The Piltdown Man has become known as the greatest scientific fraud of the 20th century. It all began in 1912 when a British amateur archeologist named Charles Dawson wrote to Arthur Smith Woodward at London's Natural History Museum claiming to have unearthed the missing link between apes and humans in the form of a fossilized skull fragment he had dug up in a gravel pit near Piltdown, Sussex. Dawson was eventually joined by Woodward and between June and September the two men discovered more fragments, including partial jaw, teeth, and some primitive tools and other animal fossils. They eventually presented a reconstruction of the skull to the Geological Society and it was accepted as the missing link between apes and humans, an ancestor that had lived 500,000 years ago, and their find was named 'Eoanthropus dawsoni'.

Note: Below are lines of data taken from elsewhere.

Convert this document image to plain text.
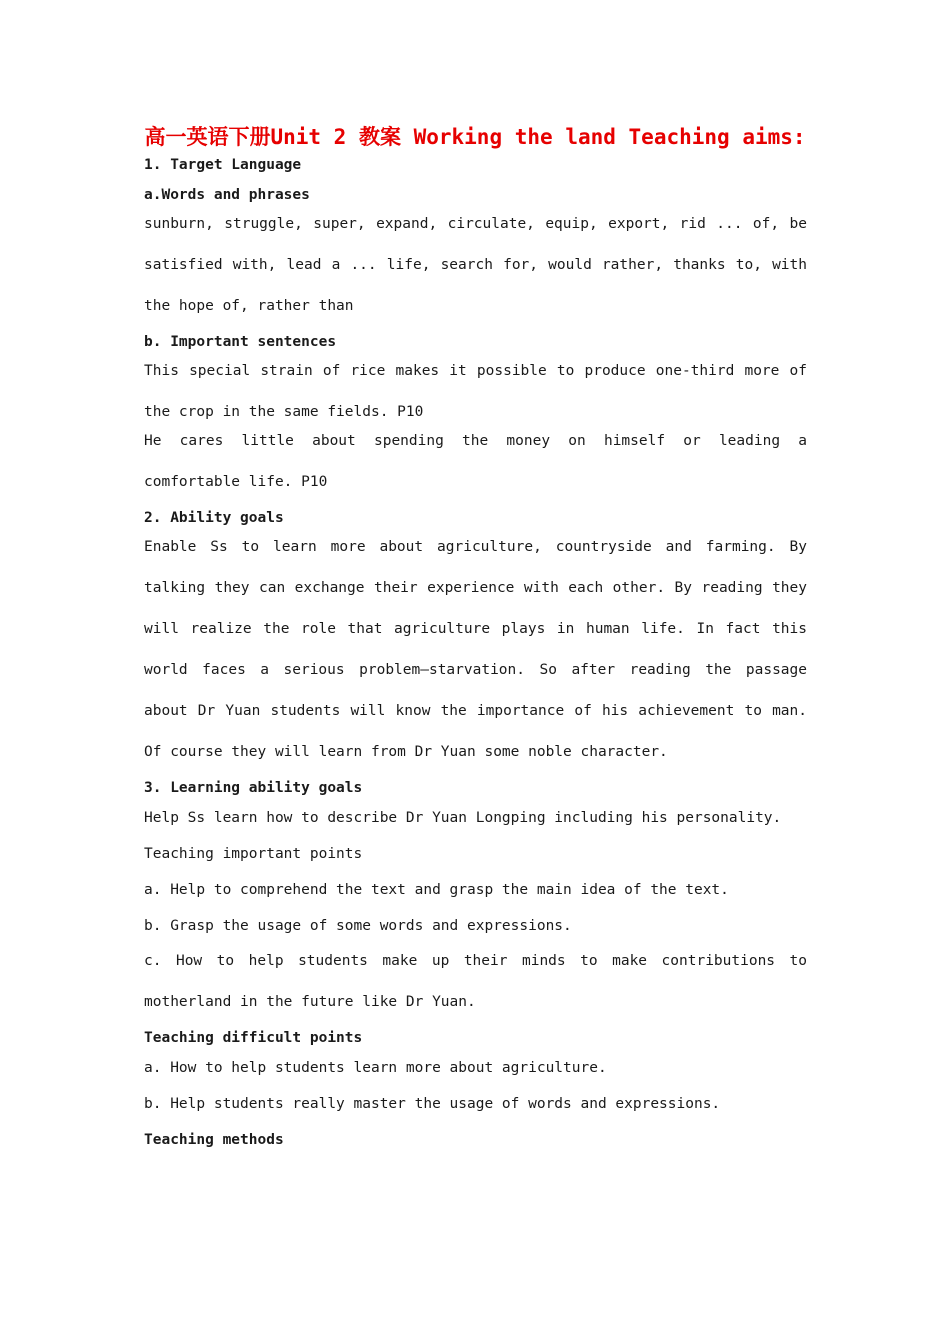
高一英语下册Unit 2 教案 Working the land Teaching aims:
1. Target Language
a.Words and phrases
sunburn, struggle, super, expand, circulate, equip, export, rid ... of, be satisfied with, lead a ... life, search for, would rather, thanks to, with the hope of, rather than
b. Important sentences
This special strain of rice makes it possible to produce one-third more of the crop in the same fields. P10
He cares little about spending the money on himself or leading a comfortable life. P10
2. Ability goals
Enable Ss to learn more about agriculture, countryside and farming. By talking they can exchange their experience with each other. By reading they will realize the role that agriculture plays in human life. In fact this world faces a serious problem—starvation. So after reading the passage about Dr Yuan students will know the importance of his achievement to man. Of course they will learn from Dr Yuan some noble character.
3. Learning ability goals
Help Ss learn how to describe Dr Yuan Longping including his personality.
Teaching important points
a. Help to comprehend the text and grasp the main idea of the text.
b. Grasp the usage of some words and expressions.
c. How to help students make up their minds to make contributions to motherland in the future like Dr Yuan.
Teaching difficult points
a. How to help students learn more about agriculture.
b. Help students really master the usage of words and expressions.
Teaching methods
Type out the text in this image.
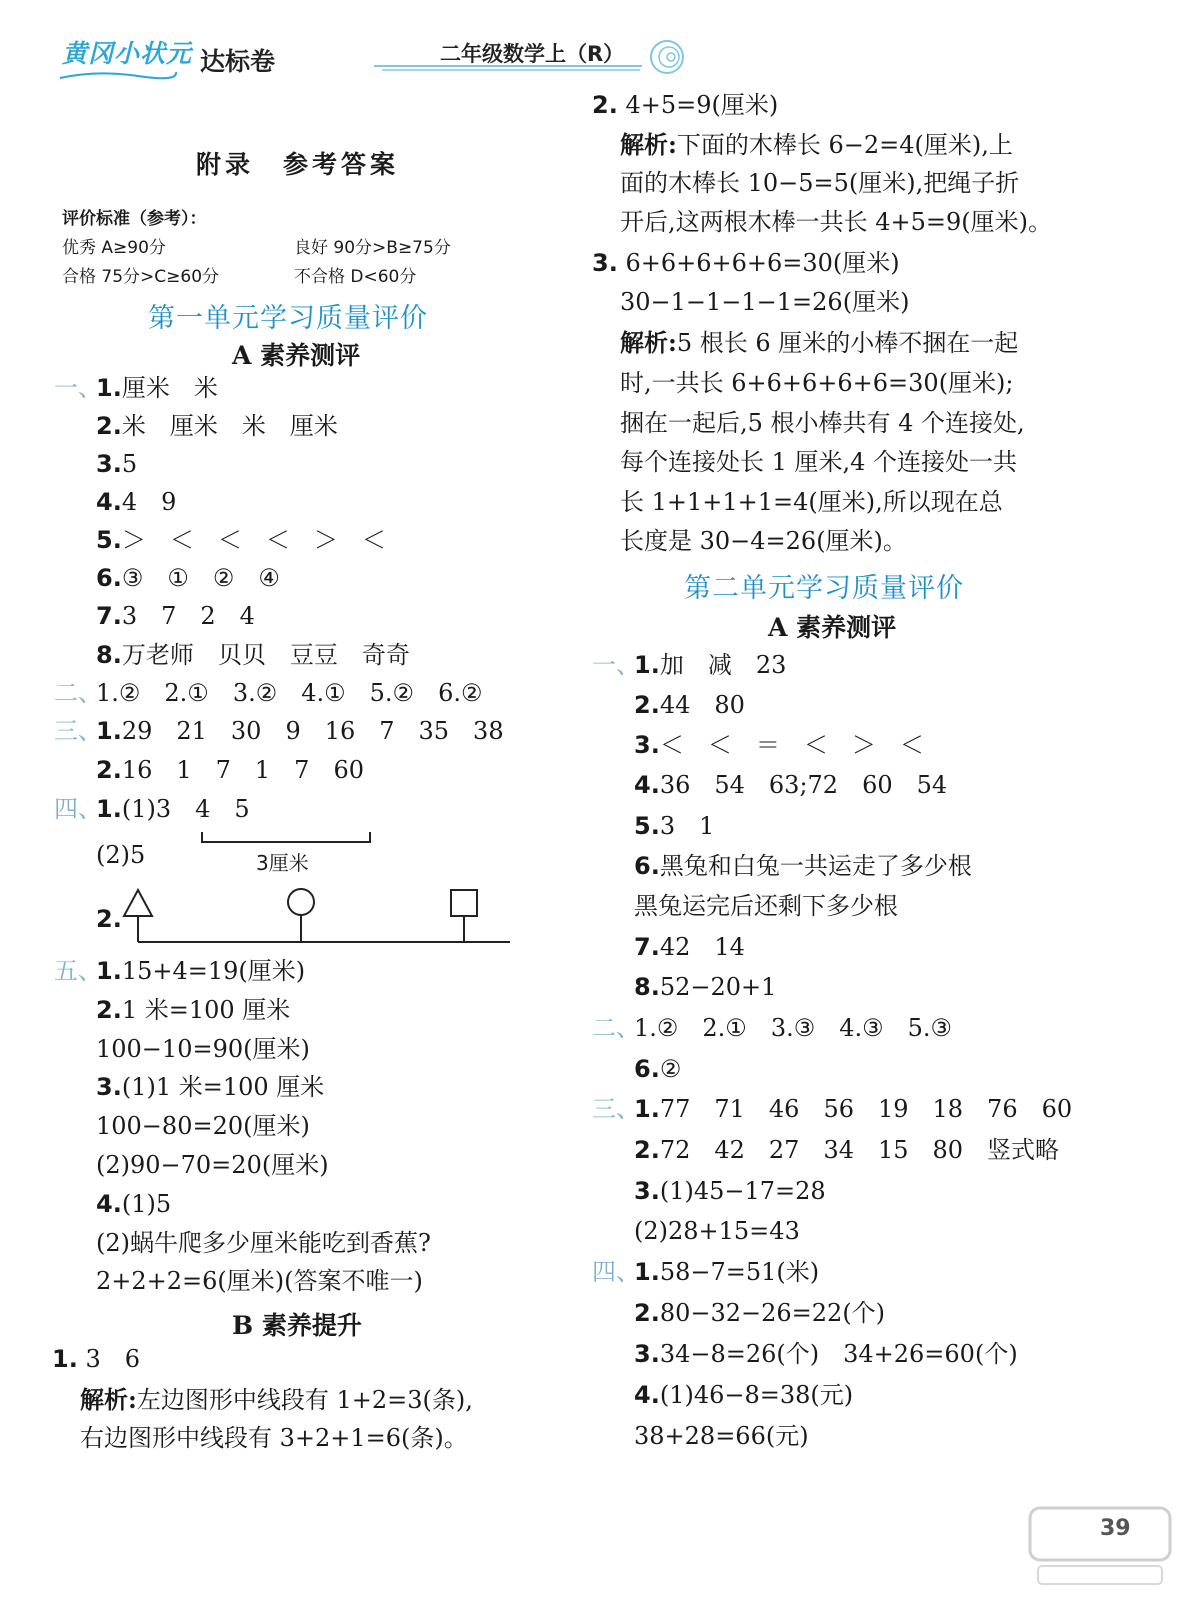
黄冈小状元 达标卷	二年级数学上（R）
附录　参考答案
评价标准（参考）：
优秀 A≥90分	良好 90分>B≥75分
合格 75分>C≥60分	不合格 D<60分
第一单元学习质量评价
A 素养测评
一、1.厘米　米
2.米　厘米　米　厘米
3.5
4.4　9
5.＞　＜　＜　＜　＞　＜
6.③　①　②　④
7.3　7　2　4
8.万老师　贝贝　豆豆　奇奇
二、1.②　2.①　3.②　4.①　5.②　6.②
三、1.29　21　30　9　16　7　35　38
2.16　1　7　1　7　60
四、1.(1)3　4　5
(2)5
2.
五、1.15+4=19(厘米)
2.1 米=100 厘米
100−10=90(厘米)
3.(1)1 米=100 厘米
100−80=20(厘米)
(2)90−70=20(厘米)
4.(1)5
(2)蜗牛爬多少厘米能吃到香蕉?
2+2+2=6(厘米)(答案不唯一)
3厘米
B 素养提升
1. 3　6
解析:左边图形中线段有 1+2=3(条),
右边图形中线段有 3+2+1=6(条)。
2. 4+5=9(厘米)
解析:下面的木棒长 6−2=4(厘米),上
面的木棒长 10−5=5(厘米),把绳子折
开后,这两根木棒一共长 4+5=9(厘米)。
3. 6+6+6+6+6=30(厘米)
30−1−1−1−1=26(厘米)
解析:5 根长 6 厘米的小棒不捆在一起
时,一共长 6+6+6+6+6=30(厘米);
捆在一起后,5 根小棒共有 4 个连接处,
每个连接处长 1 厘米,4 个连接处一共
长 1+1+1+1=4(厘米),所以现在总
长度是 30−4=26(厘米)。
第二单元学习质量评价
A 素养测评
一、1.加　减　23
2.44　80
3.＜　＜　＝　＜　＞　＜
4.36　54　63;72　60　54
5.3　1
6.黑兔和白兔一共运走了多少根
黑兔运完后还剩下多少根
7.42　14
8.52−20+1
二、1.②　2.①　3.③　4.③　5.③
6.②
三、1.77　71　46　56　19　18　76　60
2.72　42　27　34　15　80　竖式略
3.(1)45−17=28
(2)28+15=43
四、1.58−7=51(米)
2.80−32−26=22(个)
3.34−8=26(个)　34+26=60(个)
4.(1)46−8=38(元)
38+28=66(元)
39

However, in 1949 new dating technology revealed that the Piltdown man was only 50,000 years old, aging the fragments to a period long after man had already appeared, and then further tests still revealed that the skull and jaw fragments actually came from two different species, that of a human and that of an ape, probably an orangutan, with the jaw showing evidence that the teeth had been filed down to resemble human ones. There was also clear evidence of artificial staining to match the local gravel and geology, making them seem more genuine at the time. It was then concluded that the Piltdown man had been a very clever and very sophisticated fraud that had fooled the scientific community for many decades.

Dawson died in 1916, and Woodward in 1944, meaning neither man knew their fraud had been rumbled and indeed never had to account for their actions or give reason as to why they did what they did.